ZIMBABWE and Zambia are set to benefit from revenue of over US$750 million annually from the 2 400MW Batoka Gorge Hydro-Electric Scheme (BGHES) project – a bilateral venture between the two neighbouring countries, the Zambezi River Authority (ZRA) has said.
ZRA is spearheading the project after engaging a consortium of Power China and General Electric in July 2019 for the construction of the BGHES project, which is estimated to cost up to US$5 billion.
The bilateral project is located within the Batoka Gorge, 47km downstream of the Victoria Falls. In an update on the disclosure of the environmental and social impact assessment (ESIA) studies report for the development of the project, ZRA chief executive Munyaradzi Munodawafa said the multi-billion dollar project will economically benefit the two countries.
“The Authority is pleased to note that some stakeholders have also started positioning themselves to take advantage of the planned construction of the Batoka Gorge Hydro-Electric Scheme,” he said.
“The Hwange Rural District Council in Zimbabwe is making plans to develop a multi-million-dollar iconic city near the project site so as to take advantage of the economic benefits which will arise from the implementation of the BGHES.”
“A similar project is expected to be unveiled by the Mukuni Development Trust in Livingstone, Zambia. Such undertakings will bring about numerous indirect jobs to benefit thousands of Zambians and Zimbabweans,” Munodawafa said.
“The Authority therefore foresees major economic benefits which will positively impact the two countries and generate revenue of over USD$750 million annually which will enhance the GDP of the two contracting states,” he said.
As part of efforts to ensure the sustainable implementation of this multi-billion-dollar hydropower project, a broad range of specialist studies have been undertaken including the updating of the 1993 Engineering Feasibility Studies (EFS), which have since been completed, and the preparation of the ESIA report and the associated Environmental and Social Management Plans (ESMP).
A draft ESIA report has since been developed and is currently undergoing disclosure to interested and affected stakeholders as well as the general public for them to provide comments and concerns regarding the planned development of the scheme.
ZRA said the first phase of the disclosure exercise for the draft ESIA report was concluded early December 2020.
Munodawafa said among the mitigation measures highlighted during the disclosure meetings include the decision to limit the dam height to 175m instead of building the dam to the top of the gorge, so as to prevent the water backflow from reaching and impacting areas of special interest such as the Victoria Falls, the existing ZESCO Limited Power Station, the Victoria Falls and Mosi-o-Tunya National Parks.

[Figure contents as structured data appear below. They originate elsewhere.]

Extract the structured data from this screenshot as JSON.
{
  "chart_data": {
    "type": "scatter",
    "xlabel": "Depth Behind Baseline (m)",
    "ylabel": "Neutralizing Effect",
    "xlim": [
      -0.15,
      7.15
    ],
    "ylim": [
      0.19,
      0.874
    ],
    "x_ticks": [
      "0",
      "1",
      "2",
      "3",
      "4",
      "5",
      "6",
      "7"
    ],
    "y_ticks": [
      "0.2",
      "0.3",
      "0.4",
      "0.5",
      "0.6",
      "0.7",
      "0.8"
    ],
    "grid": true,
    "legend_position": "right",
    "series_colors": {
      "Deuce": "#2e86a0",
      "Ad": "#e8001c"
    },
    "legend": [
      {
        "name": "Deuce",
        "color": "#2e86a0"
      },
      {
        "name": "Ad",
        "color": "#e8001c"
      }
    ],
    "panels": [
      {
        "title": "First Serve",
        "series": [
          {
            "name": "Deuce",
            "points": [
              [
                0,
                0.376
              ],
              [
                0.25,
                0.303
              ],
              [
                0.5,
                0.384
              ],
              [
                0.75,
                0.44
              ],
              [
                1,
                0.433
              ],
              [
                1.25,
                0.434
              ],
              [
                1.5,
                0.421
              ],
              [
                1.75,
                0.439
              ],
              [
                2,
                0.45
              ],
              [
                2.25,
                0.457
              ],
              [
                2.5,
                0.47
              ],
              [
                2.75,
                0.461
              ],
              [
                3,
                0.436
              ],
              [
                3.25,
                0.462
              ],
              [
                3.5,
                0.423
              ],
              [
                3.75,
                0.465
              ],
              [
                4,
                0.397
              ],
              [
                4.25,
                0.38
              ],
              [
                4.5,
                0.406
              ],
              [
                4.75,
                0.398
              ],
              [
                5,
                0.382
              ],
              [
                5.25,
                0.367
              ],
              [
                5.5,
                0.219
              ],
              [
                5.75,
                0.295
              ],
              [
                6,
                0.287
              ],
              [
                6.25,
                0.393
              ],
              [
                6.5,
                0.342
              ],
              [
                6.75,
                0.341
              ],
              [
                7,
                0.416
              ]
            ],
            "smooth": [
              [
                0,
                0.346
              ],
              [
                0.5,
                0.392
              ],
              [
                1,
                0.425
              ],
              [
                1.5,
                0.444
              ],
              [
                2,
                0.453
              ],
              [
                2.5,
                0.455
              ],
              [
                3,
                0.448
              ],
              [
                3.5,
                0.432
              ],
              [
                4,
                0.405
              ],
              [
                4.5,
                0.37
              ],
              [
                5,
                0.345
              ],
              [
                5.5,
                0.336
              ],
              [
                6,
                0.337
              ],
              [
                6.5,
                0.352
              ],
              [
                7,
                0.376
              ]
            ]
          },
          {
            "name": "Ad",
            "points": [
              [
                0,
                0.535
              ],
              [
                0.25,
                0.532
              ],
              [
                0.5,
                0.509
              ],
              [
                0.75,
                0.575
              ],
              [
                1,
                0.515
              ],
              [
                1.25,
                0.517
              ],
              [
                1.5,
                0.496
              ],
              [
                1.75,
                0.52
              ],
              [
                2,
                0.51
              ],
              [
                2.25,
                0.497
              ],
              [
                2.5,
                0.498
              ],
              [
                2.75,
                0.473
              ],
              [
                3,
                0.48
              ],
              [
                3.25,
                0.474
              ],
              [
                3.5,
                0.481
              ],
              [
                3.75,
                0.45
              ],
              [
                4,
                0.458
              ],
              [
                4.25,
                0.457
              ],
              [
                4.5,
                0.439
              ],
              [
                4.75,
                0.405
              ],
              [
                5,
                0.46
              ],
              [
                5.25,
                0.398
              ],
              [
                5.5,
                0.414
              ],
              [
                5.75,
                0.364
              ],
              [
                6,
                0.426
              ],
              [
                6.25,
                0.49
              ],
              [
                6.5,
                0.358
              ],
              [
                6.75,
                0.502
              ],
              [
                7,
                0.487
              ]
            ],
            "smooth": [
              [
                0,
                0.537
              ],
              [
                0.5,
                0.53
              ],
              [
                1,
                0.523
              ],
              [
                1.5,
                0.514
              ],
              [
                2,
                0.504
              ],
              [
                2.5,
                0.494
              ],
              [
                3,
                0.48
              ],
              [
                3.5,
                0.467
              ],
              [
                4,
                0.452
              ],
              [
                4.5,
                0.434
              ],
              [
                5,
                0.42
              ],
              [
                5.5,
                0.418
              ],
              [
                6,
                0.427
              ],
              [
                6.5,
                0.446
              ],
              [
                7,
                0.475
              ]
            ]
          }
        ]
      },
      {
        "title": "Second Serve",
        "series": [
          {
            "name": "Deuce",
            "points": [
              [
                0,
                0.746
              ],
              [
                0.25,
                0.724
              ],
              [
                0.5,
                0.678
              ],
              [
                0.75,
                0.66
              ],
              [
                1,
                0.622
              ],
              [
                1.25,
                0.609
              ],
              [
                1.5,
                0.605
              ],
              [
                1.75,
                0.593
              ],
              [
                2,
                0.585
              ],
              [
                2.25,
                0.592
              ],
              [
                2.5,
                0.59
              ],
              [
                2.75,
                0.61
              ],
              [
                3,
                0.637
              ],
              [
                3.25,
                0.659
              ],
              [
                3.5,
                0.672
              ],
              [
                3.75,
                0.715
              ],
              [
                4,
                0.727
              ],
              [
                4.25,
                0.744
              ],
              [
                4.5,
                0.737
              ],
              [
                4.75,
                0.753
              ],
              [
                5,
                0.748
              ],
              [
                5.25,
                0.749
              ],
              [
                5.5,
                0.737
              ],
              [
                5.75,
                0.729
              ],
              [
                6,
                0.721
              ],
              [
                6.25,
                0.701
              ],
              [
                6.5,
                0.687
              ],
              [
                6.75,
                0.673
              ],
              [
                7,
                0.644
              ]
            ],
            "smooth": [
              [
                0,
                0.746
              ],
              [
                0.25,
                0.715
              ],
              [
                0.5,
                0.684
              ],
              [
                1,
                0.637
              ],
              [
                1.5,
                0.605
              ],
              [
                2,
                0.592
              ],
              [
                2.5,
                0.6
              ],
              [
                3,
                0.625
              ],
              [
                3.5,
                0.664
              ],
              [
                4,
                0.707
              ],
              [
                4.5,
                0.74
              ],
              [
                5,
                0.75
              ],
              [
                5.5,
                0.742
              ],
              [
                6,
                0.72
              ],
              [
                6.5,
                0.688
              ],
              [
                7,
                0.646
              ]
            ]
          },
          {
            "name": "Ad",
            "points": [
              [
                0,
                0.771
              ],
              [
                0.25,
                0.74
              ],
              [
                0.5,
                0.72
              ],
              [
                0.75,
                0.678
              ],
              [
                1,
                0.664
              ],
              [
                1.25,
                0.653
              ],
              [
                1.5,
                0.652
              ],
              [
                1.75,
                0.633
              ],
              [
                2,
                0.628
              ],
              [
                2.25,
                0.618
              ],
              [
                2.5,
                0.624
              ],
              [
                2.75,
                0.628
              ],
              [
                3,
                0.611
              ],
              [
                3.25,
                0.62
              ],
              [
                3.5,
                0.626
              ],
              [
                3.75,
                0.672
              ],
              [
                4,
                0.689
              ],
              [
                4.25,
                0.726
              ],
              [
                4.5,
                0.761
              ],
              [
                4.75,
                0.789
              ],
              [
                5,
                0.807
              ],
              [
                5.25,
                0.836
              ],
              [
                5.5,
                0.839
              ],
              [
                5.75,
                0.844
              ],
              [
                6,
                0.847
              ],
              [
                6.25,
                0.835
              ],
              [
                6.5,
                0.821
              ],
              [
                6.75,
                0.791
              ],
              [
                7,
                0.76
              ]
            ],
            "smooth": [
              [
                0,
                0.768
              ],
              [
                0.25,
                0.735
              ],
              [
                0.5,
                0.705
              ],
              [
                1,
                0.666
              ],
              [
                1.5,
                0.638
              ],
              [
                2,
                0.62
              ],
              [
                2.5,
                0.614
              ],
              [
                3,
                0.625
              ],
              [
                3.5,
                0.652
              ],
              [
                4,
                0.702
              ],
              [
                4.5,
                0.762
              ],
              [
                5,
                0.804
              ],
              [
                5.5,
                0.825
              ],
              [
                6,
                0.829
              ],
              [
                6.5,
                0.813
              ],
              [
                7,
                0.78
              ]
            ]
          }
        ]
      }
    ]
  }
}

The other measures highlighted included the adopted reservoir operation rules that were developed with a view to ensure the balancing of power generation whilst allowing for the continuation of other river-based activities and environmental flows (e-flows).
The ESIA report disclosure and stakeholder engagement process will continue up to the closing date of January 25, 2021 for receiving concerns and comments regarding the planned implementation of the project.
“Overall, the stakeholders engaged during the disclosure process expressed optimism that the 2 400MW BGHES will bring about social and economic benefits for the peoples of the two Republics, especially the host communities,” he said.
He said the 4 000 direct plus 6 000 indirect jobs to be created during the construction of the Batoka project infrastructure has been welcomed by stakeholders who are eagerly awaiting its commencement during the fourth quarter of 2021.
The host communities will be given priority for them to fully take advantage of the construction and tourism sector work and business opportunities the project will present including under the associated supply chains and service industries.
In the meanwhile, the project will also improve access to electricity amongst the host communities and add to the electricity generation capacity of the two countries for driving their respective socio-economic development programmes, he said.
According to the project ESIA report, construction is expected to last around nine years and will be undertaken in two stages.
The first stage will involve building of access roads and the permanent camps. This is expected to take no more than two years.
The second phase, which entails construction of the dam and power plants, is expected to take six to seven years.